Being a young person in Palestine varies from a person to another, there are many young people in Palestine, more than you can imagine. Each have their own stories, and realities, depending on location and history. Everyone there has a complex life, there are problems striking in all conceivable ways. The Israeli Occupation is the first, largest, most urgent one to tackle. The everyday life of a Palestinian is mainly based on survival, resistance, and striving for freedom, dignity and life. To be honest, I would not do justice to the Palestinian cause by simply speaking about experience due to these the complex conflicts. On the bright side, at the moment there are huge things happening there in the flourishing creative cultural scene, follow BLTNM to be updated!

How does your identity as a Palestinian effect your musicianship and the art which you create?

Palestine is a main inspiration. The people and the land are main subjects in my life and art. Being a Palestinian is a struggle but a blessing at the same time. I wouldn’t have preferred to be born anywhere else. I owe so much of who I am to my experience with those people and that land, so naturally it is recurring in my art. What I learnt there, like resilience, resistance, and rebelliousness, is what drives me to make art, and I portray that and pay respect to and solidarity with my community. I guess you’d perceive it better if you’d see or hear my art.

Tell me about BLTNM and your involvement with them.

BLTNM is a new digital independent label based in Ramallah. We started constructing the idea 3 years ago, and officially set about it in early 2018. Released singles for ShabJdeed and Al Nather, and we’ve been thriving ever since. Today the team is made up of Mukta-feen, ShabJdeed, Al Nather and myself. We work in different domains, mine is mostly the creative and managerial side. Last August we threw numerous parties around Palestine and some in Jordan, but there was one particular event of raging success. An album release concert, with an amazing line-up, amazing venue, we worked on organising and marketing it expecting 200 guests and ended up with around 600. It was crazy, it looked more like a festival rather than a normal Thursday Ramallah night.


Is there an overriding message behind the output of BLTNM?

There are many messages within BLTNM. The overriding one would be authenticity, collectivity, and high-quality. Our interdisciplinary work allows us to work with a variety of artists, and today we aim to create a spider-web of connections, a platform for artists to represent themselves and the communities they come from.
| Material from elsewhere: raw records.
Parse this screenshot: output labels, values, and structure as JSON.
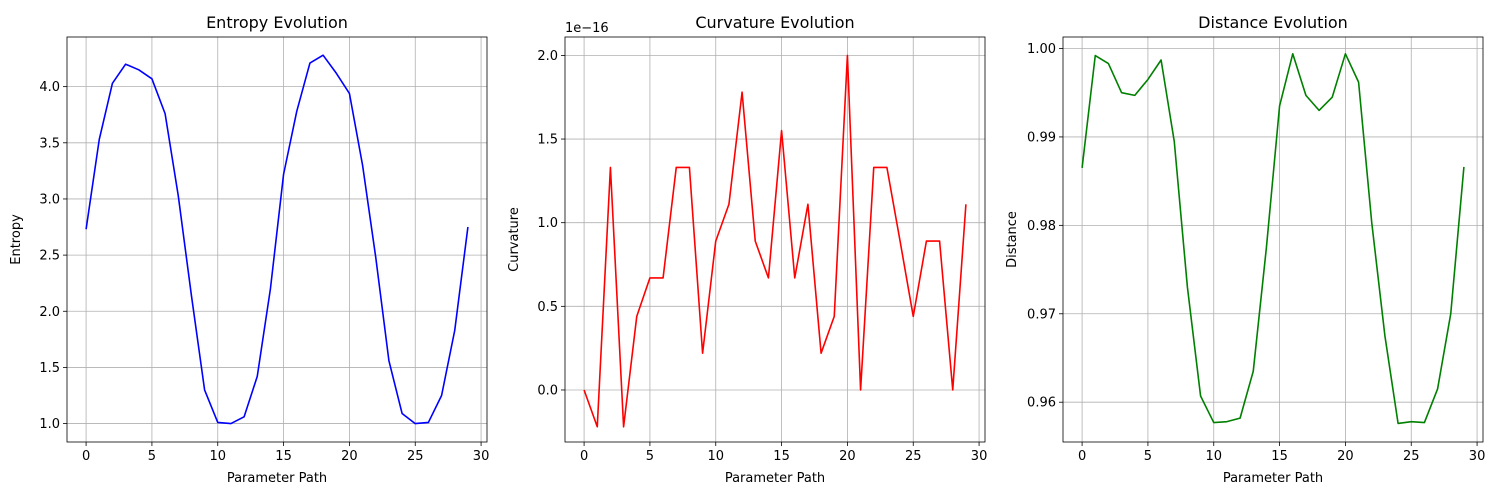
{
  "chart_data": [
    {
      "type": "line",
      "title": "Entropy Evolution",
      "xlabel": "Parameter Path",
      "ylabel": "Entropy",
      "offset_text": "",
      "xlim": [
        -1.45,
        30.45
      ],
      "ylim": [
        0.836,
        4.442
      ],
      "xticks": [
        0,
        5,
        10,
        15,
        20,
        25,
        30
      ],
      "xtick_labels": [
        "0",
        "5",
        "10",
        "15",
        "20",
        "25",
        "30"
      ],
      "yticks": [
        1.0,
        1.5,
        2.0,
        2.5,
        3.0,
        3.5,
        4.0
      ],
      "ytick_labels": [
        "1.0",
        "1.5",
        "2.0",
        "2.5",
        "3.0",
        "3.5",
        "4.0"
      ],
      "grid": true,
      "color": "#0000ff",
      "x": [
        0,
        1,
        2,
        3,
        4,
        5,
        6,
        7,
        8,
        9,
        10,
        11,
        12,
        13,
        14,
        15,
        16,
        17,
        18,
        19,
        20,
        21,
        22,
        23,
        24,
        25,
        26,
        27,
        28,
        29
      ],
      "series": [
        {
          "values": [
            2.73,
            3.53,
            4.03,
            4.2,
            4.15,
            4.07,
            3.76,
            3.03,
            2.14,
            1.3,
            1.01,
            1.0,
            1.06,
            1.42,
            2.2,
            3.22,
            3.78,
            4.21,
            4.28,
            4.12,
            3.94,
            3.3,
            2.48,
            1.56,
            1.09,
            1.0,
            1.01,
            1.25,
            1.83,
            2.75
          ]
        }
      ]
    },
    {
      "type": "line",
      "title": "Curvature Evolution",
      "xlabel": "Parameter Path",
      "ylabel": "Curvature",
      "offset_text": "1e−16",
      "xlim": [
        -1.45,
        30.45
      ],
      "ylim": [
        -0.311,
        2.11
      ],
      "xticks": [
        0,
        5,
        10,
        15,
        20,
        25,
        30
      ],
      "xtick_labels": [
        "0",
        "5",
        "10",
        "15",
        "20",
        "25",
        "30"
      ],
      "yticks": [
        0.0,
        0.5,
        1.0,
        1.5,
        2.0
      ],
      "ytick_labels": [
        "0.0",
        "0.5",
        "1.0",
        "1.5",
        "2.0"
      ],
      "grid": true,
      "color": "#ff0000",
      "x": [
        0,
        1,
        2,
        3,
        4,
        5,
        6,
        7,
        8,
        9,
        10,
        11,
        12,
        13,
        14,
        15,
        16,
        17,
        18,
        19,
        20,
        21,
        22,
        23,
        24,
        25,
        26,
        27,
        28,
        29
      ],
      "series": [
        {
          "values": [
            0.0,
            -0.22,
            1.33,
            -0.22,
            0.44,
            0.67,
            0.67,
            1.33,
            1.33,
            0.22,
            0.89,
            1.11,
            1.78,
            0.89,
            0.67,
            1.55,
            0.67,
            1.11,
            0.22,
            0.44,
            2.0,
            0.0,
            1.33,
            1.33,
            0.89,
            0.44,
            0.89,
            0.89,
            0.0,
            1.11
          ]
        }
      ]
    },
    {
      "type": "line",
      "title": "Distance Evolution",
      "xlabel": "Parameter Path",
      "ylabel": "Distance",
      "offset_text": "",
      "xlim": [
        -1.45,
        30.45
      ],
      "ylim": [
        0.9555,
        1.0013
      ],
      "xticks": [
        0,
        5,
        10,
        15,
        20,
        25,
        30
      ],
      "xtick_labels": [
        "0",
        "5",
        "10",
        "15",
        "20",
        "25",
        "30"
      ],
      "yticks": [
        0.96,
        0.97,
        0.98,
        0.99,
        1.0
      ],
      "ytick_labels": [
        "0.96",
        "0.97",
        "0.98",
        "0.99",
        "1.00"
      ],
      "grid": true,
      "color": "#008000",
      "x": [
        0,
        1,
        2,
        3,
        4,
        5,
        6,
        7,
        8,
        9,
        10,
        11,
        12,
        13,
        14,
        15,
        16,
        17,
        18,
        19,
        20,
        21,
        22,
        23,
        24,
        25,
        26,
        27,
        28,
        29
      ],
      "series": [
        {
          "values": [
            0.9865,
            0.9992,
            0.9983,
            0.995,
            0.9947,
            0.9965,
            0.9987,
            0.9895,
            0.973,
            0.9607,
            0.9577,
            0.9578,
            0.9582,
            0.9635,
            0.9775,
            0.9935,
            0.9994,
            0.9947,
            0.993,
            0.9945,
            0.9994,
            0.9962,
            0.9803,
            0.9675,
            0.9576,
            0.9578,
            0.9577,
            0.9615,
            0.97,
            0.9866
          ]
        }
      ]
    }
  ]
}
A label that collectively develops and inspires the Palestinian, MENA, and global art scenes.

What does the future hold for you, Faris?
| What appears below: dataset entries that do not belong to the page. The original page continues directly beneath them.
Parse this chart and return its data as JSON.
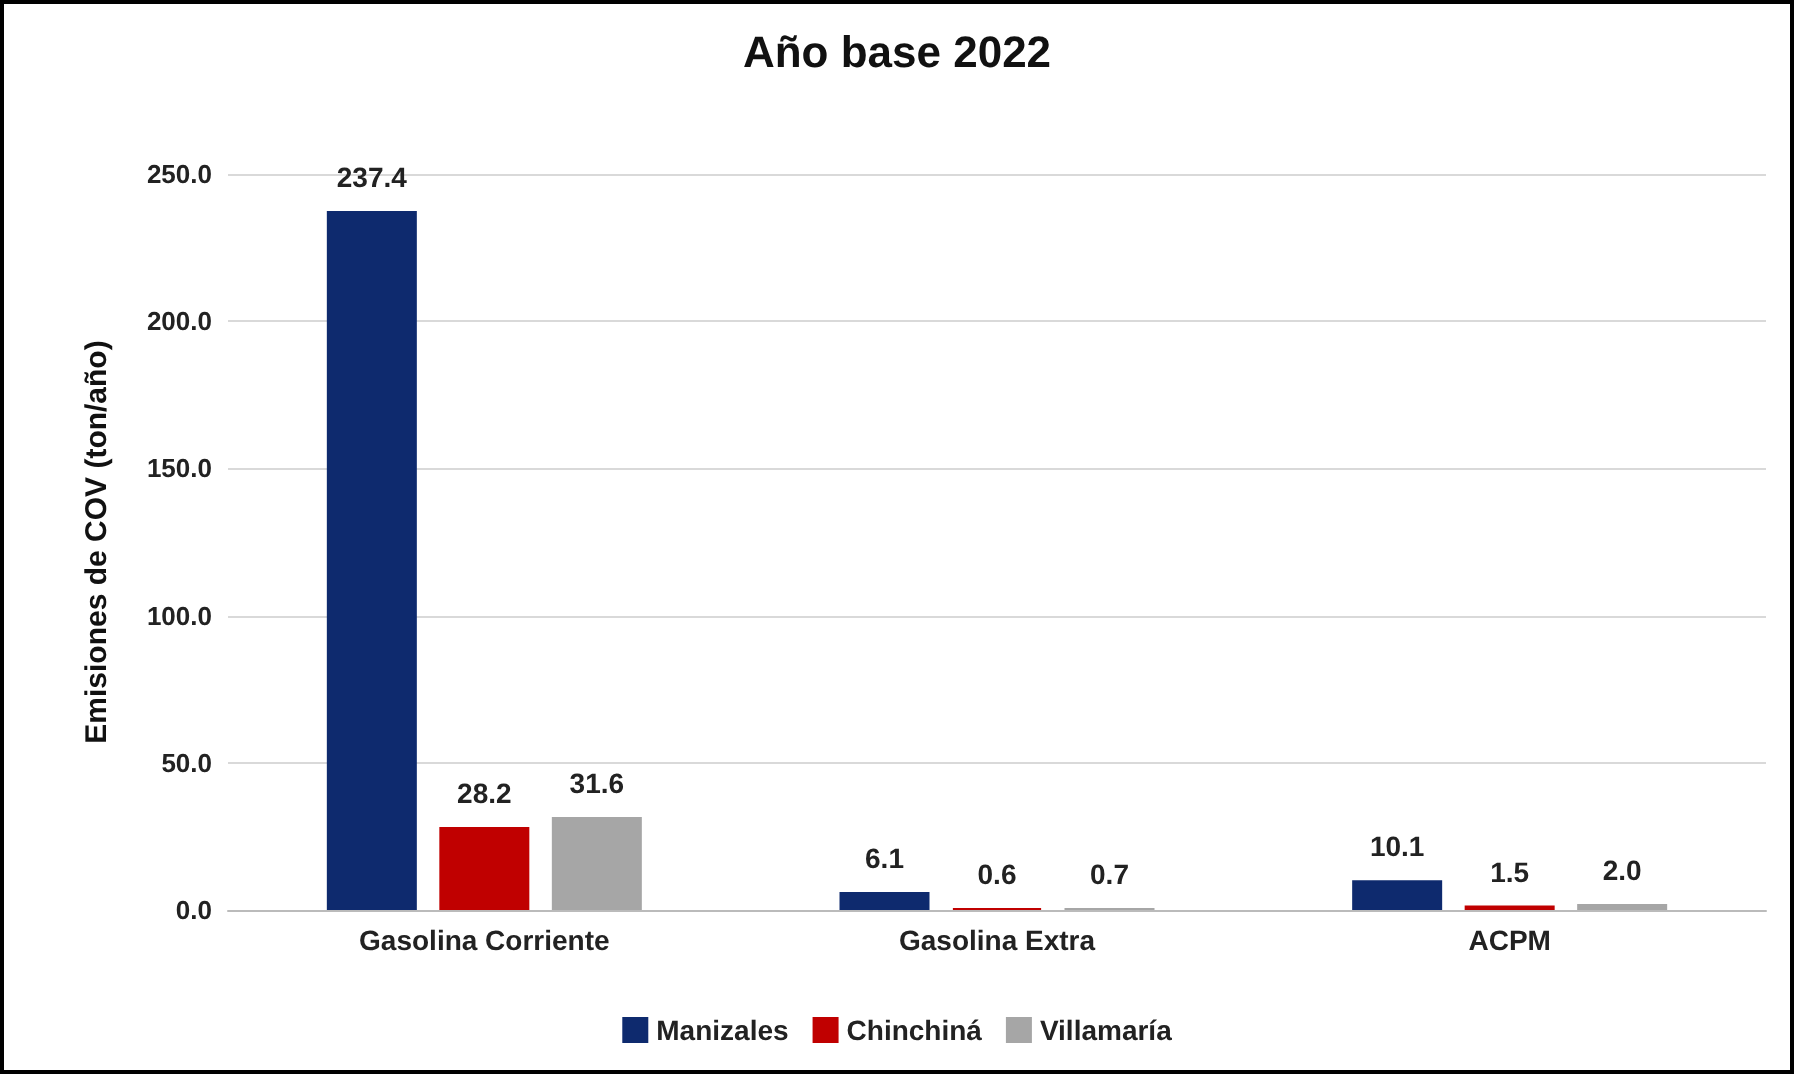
{
  "chart_data": {
    "type": "bar",
    "title": "Año base 2022",
    "ylabel": "Emisiones de COV (ton/año)",
    "categories": [
      "Gasolina Corriente",
      "Gasolina Extra",
      "ACPM"
    ],
    "series": [
      {
        "name": "Manizales",
        "color": "#0e2a6e",
        "values": [
          237.4,
          6.1,
          10.1
        ],
        "value_labels": [
          "237.4",
          "6.1",
          "10.1"
        ]
      },
      {
        "name": "Chinchiná",
        "color": "#c00000",
        "values": [
          28.2,
          0.6,
          1.5
        ],
        "value_labels": [
          "28.2",
          "0.6",
          "1.5"
        ]
      },
      {
        "name": "Villamaría",
        "color": "#a6a6a6",
        "values": [
          31.6,
          0.7,
          2.0
        ],
        "value_labels": [
          "31.6",
          "0.7",
          "2.0"
        ]
      }
    ],
    "ylim": [
      0,
      250
    ],
    "yticks": [
      {
        "value": 0,
        "label": "0.0"
      },
      {
        "value": 50,
        "label": "50.0"
      },
      {
        "value": 100,
        "label": "100.0"
      },
      {
        "value": 150,
        "label": "150.0"
      },
      {
        "value": 200,
        "label": "200.0"
      },
      {
        "value": 250,
        "label": "250.0"
      }
    ],
    "grid": "y",
    "legend": "bottom"
  }
}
Wow, big question. Haha. Your questions are difficult to answer in a few words, but I’ll try. By the end of 2019 I would have finished my bachelors in music, and from there I would like to go back to Palestine for a while to continue establishing myself. I still want to obtain different skills in many many things. Currently, I’m composing my debut EP, an ambient project made of what I call meditations. That will take around a year. Also collaborating with people I already have collaborated with: Khadija, Charlotte Dos Santos, Slimgirl Fat and others. And of course, I want to keep working in BLTNM, collaborate with my people, curate art, organise events there, and just keep on keepin’ on… thank you!